Ik schraapte mijn heel goed en begon toch langzaam te huilen. Mijn moeder sloeg een arm om mij heen om mij te troosten.
''Ik ben zwanger.'' En ja hoor, daar kwam de grote huilbui. Ik dacht dat het veel soepeler zou gaan maar ik moet er toch bij huilen. Mijn moeder keek me verbaasd aan en wist echt niet wat ze moest zeggen.

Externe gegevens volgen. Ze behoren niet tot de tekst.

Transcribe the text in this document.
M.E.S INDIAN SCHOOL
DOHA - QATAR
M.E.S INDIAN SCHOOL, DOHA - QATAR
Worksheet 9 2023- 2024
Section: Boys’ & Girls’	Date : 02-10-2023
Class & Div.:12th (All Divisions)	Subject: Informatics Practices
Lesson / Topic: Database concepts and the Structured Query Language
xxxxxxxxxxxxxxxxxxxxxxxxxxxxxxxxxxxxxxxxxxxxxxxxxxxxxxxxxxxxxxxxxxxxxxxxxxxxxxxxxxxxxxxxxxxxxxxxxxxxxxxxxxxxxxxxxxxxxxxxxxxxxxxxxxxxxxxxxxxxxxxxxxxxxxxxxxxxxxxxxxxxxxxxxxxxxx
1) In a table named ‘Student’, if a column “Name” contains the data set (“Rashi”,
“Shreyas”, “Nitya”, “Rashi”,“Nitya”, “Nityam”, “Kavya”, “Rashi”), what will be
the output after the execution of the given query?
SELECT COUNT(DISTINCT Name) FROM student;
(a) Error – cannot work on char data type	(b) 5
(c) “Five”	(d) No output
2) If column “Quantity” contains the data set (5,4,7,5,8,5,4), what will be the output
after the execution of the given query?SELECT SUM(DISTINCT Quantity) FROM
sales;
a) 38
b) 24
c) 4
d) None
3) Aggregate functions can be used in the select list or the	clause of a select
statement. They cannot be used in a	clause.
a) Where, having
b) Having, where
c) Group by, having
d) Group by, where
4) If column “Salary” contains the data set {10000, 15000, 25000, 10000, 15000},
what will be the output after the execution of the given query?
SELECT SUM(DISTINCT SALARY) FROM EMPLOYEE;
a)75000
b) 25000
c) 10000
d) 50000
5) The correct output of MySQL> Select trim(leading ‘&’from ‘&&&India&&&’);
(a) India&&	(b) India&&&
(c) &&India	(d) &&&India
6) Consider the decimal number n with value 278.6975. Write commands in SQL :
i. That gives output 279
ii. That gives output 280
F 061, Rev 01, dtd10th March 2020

''Je hoeft niks te zeggen hoor, mam, je kunt het ook eerst laten bezinken.''
''Nee, we bespreken het nu. Ook al duurt het tot middernacht. Wil je de baby houden? Wat je ook kiest, ik blijf achter je staan.''
''Ik denk dat ik de baby wil houden maar de vader is het niet met mij eens.''
''Wie is de vader? Het vriendje waar je ruzie mee hebt?''
''Ja, hij heet Nicolai en ik ken hem pas 3 dagen. Ik was meteen verliefd en toen ik zogenaamd bij een vriendin bleef slapen, bleef ik bij hem slapen en hebben we 'het' gedaan.''
''Je moet het dan ook veilig doen, je weet dat ik dat altijd zeg. Als je nou nog eens met de vader gaat praten. Misschien komen jullie er dan wel uit.''
''Mam, hij wilt het wegdoen, ik wil het houden. Ik ga iets niet wegdoen terwijl ik er zoveel spijt van ga krijgen.''
''Dat klopt. Zullen we anders morgen eerst naar het ziekenhuis gaan voor een echo?''
''Is goed. Ik wil hoe dan ook het kind houden, mam, IK DOE HEM OF HAAR NIET WEG!!''
''Ik sta achter je zoals beloofd. We komen er wel uit. Alles komt goed!''
Mijn moeder liep de kamer uit. Ik trok mijn pyjama aan en ging voor de spiegel staan. Ik keek even heel erg aandachtig naar mijn buik. Ik wreef er overheen. Het is gewoon een teken dat dit juist net bij mij gebeurt. Ik kroop in bed en viel zo in slaap.